Currently, the rush to install energy storage is largely driven by the acceleration of PV project timelines. In alignment with the June 1 deadline for solar PV projects, energy storage timelines have also been brought forward accordingly.
The Notice suggests “improving spot market trading and pricing mechanisms,” which is expected to enhance returns for energy storage projects by relaxing spot price limits.
With low electricity prices during high renewable output periods (e.g., midday solar generation causing price drops) and high prices during times of limited system flexibility (e.g., evening peak demand with reduced renewable output), the spot market offers growing opportunities for price arbitrage, further highlighting the value of energy storage.
The current Notice sets the framework for energy storage policy, while detailed rules will be made by each Chinese province based on local conditions by the end of 2025. This transition period may cause short-term market fluctuations, so industry players should stay flexible and prepared.
Based on current energy storage market and the Notice, InfoLink expects China’s new energy storage installations to reach 112 GWh in 2025, up 9% YoY. But if local policies or incentives (e.g., capacity pricing or compensation for grid services) fall short, the industry may face some challenges in 2026–2027. Still, due to the ongoing need for renewable integration and grid flexibility, a sharp drop in demand is unlikely.

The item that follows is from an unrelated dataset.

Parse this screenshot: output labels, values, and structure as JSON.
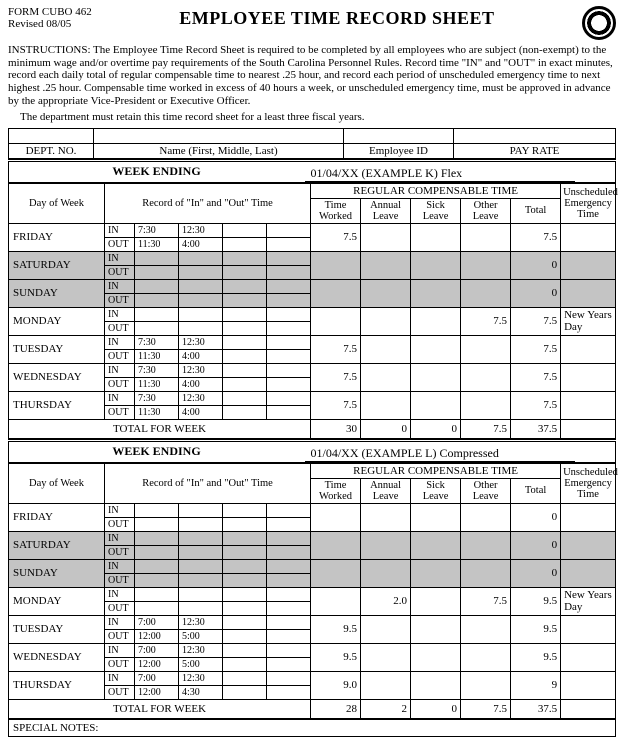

The industry is also entering a reshuffling phase. With the end of mandatory storage requirements, the focus is shifting from fast, policy-driven growth to value creation. In the past, many projects were built only to meet policy targets, leading to problems like similar technology and fast efficiency loss. Now, the focus is on economic value and long-term performance. Companies with strong technology and innovative business models are likely to grow, and the industry becomes more competitive and refined.